Understanding Fluid Power
by kind permission of Erik Lanke, President of NFPA.
What is Power Transmission?
Standard electric motors typically rotate at 1,000 or 3,000 revolutions per minute (synchronous no-load speed – rpm) – much faster than is practical for most machines. Internal combustion engines also rotate at thousands of rpm when powering equipment. Some form of power transmission, therefore, is needed to convert power from the motor or engine to a more useable form – slower speed and often, linear motion instead of rotary.
Mechanical power transmission methods include gear, chain, belt and other mechanical drives that convert the high-speed mechanical power from the engine or motor’s output shaft to a slower speed with higher torque (twisting force). Mechanical power transmission components also include ball screws, rack and pinion assemblies, chain drives, and other components that convert rotational motion and torque to linear motion and force.
Electrical methods of power transmission regulate electrical power to the motor to control speed and torque. These methods cannot convert the rotary motion of a motor to linear. When linear output is needed a linear motor may be used, but its high cost generally makes a mechanical rotary-to-linear motion device more practical for producing linear motion and force.
In many cases, however, mechanical and electrical methods cannot provide a practical power transmission solution. In these cases, fluid power – whether hydraulic or pneumatics – is used because it can deliver linear and rotary motion with high force and torque within a smaller, lighter package than is possible with other forms of power transmission
A cement mixer, for example, illustrates how different methods of power transmission may be used. Early cement mixers used mechanical drives driven by the truck’s engine or transmission. A system of gears, chain drives and drive shafts provided the speed and torque necessary to rotate the heavy drum of concrete, but speed was difficult to control. The rotational speed of the drum depends upon the engine or transmission speed. As the driver changes gear, the drum would speed up or slow down and rarely rotated at the desired speed. In addition, the complexity and bulk of all the mechanical components were highly maintenance intensive.
An electrical drive could provide good speed control but would require a high-power electric generator, controls and a motor to drive the drum. The motor would be prohibitively large or would require a large gearbox to achieve the low rotational speed of the mixer drum. Either solution would result in a much larger and heavier installation than a hydraulic drive.

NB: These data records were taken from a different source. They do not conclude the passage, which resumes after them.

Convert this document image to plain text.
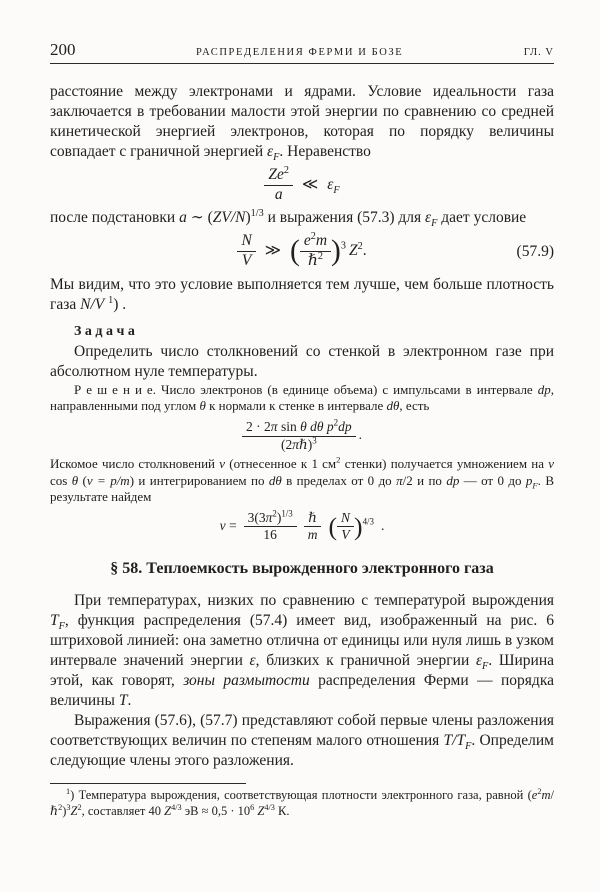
200	РАСПРЕДЕЛЕНИЯ ФЕРМИ И БОЗЕ	ГЛ. V

расстояние между электронами и ядрами. Условие идеальности газа заключается в требовании малости этой энергии по сравнению со средней кинетической энергией электронов, которая по порядку величины совпадает с граничной энергией $\varepsilon_F$. Неравенство

$\frac{Ze^2}{a}$ ≪ $\varepsilon_F$

после подстановки a ∼ $(ZV/N)^{1/3}$ и выражения (57.3) для $\varepsilon_F$ дает условие

$\frac{N}{V}$ ≫ ( $\frac{e^2m}{\hbar^2} )^3$ $Z^2$.	(57.9)

Мы видим, что это условие выполняется тем лучше, чем больше плотность газа N/V $^1$) .

З а д а ч а

Определить число столкновений со стенкой в электронном газе при абсолютном нуле температуры.

Р е ш е н и е. Число электронов (в единице объема) с импульсами в интервале dp, направленными под углом θ к нормали к стенке в интервале dθ, есть

$\frac{2 \cdot 2\pi \sin \theta d\theta p^2dp}{(2\pi\hbar)^3}$ .

Искомое число столкновений ν (отнесенное к 1 $см^2$ стенки) получается умножением на v cos θ (v = p/m) и интегрированием по dθ в пределах от 0 до π/2 и по dp — от 0 до $p_F$. В результате найдем

$\nu = \frac{3(3\pi^2)^{1/3}}{16} \frac{\text{ℏ}}{m}$ ( $\frac{N}{V} )^{4/3}$ .
§ 58. Теплоемкость вырожденного электронного газа

При температурах, низких по сравнению с температурой вырождения $T_F$, функция распределения (57.4) имеет вид, изображенный на рис. 6 штриховой линией: она заметно отлична от единицы или нуля лишь в узком интервале значений энергии ε, близких к граничной энергии $\varepsilon_F$. Ширина этой, как говорят, зоны размытости распределения Ферми — порядка величины T.

Выражения (57.6), (57.7) представляют собой первые члены разложения соответствующих величин по степеням малого отношения $T/T_F$. Определим следующие члены этого разложения.

$^1$) Температура вырождения, соответствующая плотности электронного газа, равной $(e^2m/\hbar^2)^3Z^2$, составляет 40 $Z^{4/3}$ эВ ≈ $0,5 \cdot 10^6$ $Z^{4/3}$ К.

Hydraulic drives are the primary choice for cement mixer drives. They use a pump, hydraulic motor and valves to control speed regardless of the engine or transmission speed. The drum rotates at optimum speed, or maybe controlled manually. The components are relatively compact with the pump tucked away within the framework of the truck and the hydraulic motor is only a small fraction of the size of a comparable electric motor gearbox combination.
What is Fluid power?
Fluid power is a term describing hydraulics and pneumatics technologies. Both technologies use a fluid (liquid or gas) to transmit power from one location to another.
With hydraulics the fluid is a liquid (usually oil but can be water) whereas pneumatics uses a gas (usually compressed air). Both are forms of power transmission, which is the technology of converting power to a more useable form and distributing it to where it is required. The common methods of power transmission are electrical, mechanical and fluid power, although they are sometimes viewed as competing technologies, no single method of power transmission is the best choice for all applications. In fact, most applications are served by a combination of technologies. Fluid power, however, offers important advantages over the other technologies.
Fluid power systems easily produce linear motion using hydraulic or pneumatic cylinders, whereas electrical and mechanical methods usually must use a mechanical device to convert rotational motion to linear. Fluid power systems generally can transmit equivalent power within a much smaller space than mechanical or electrical drives, especially when extremely high force or torque is required. Fluid power systems also offer simple and effective control of direction, speed, force and torque using simple control valves and can be integrated with sophisticated electronics for more precise control. Fluid power systems often do not require electrical power, which eliminates the risk of electrical shock, sparks, fire and explosions.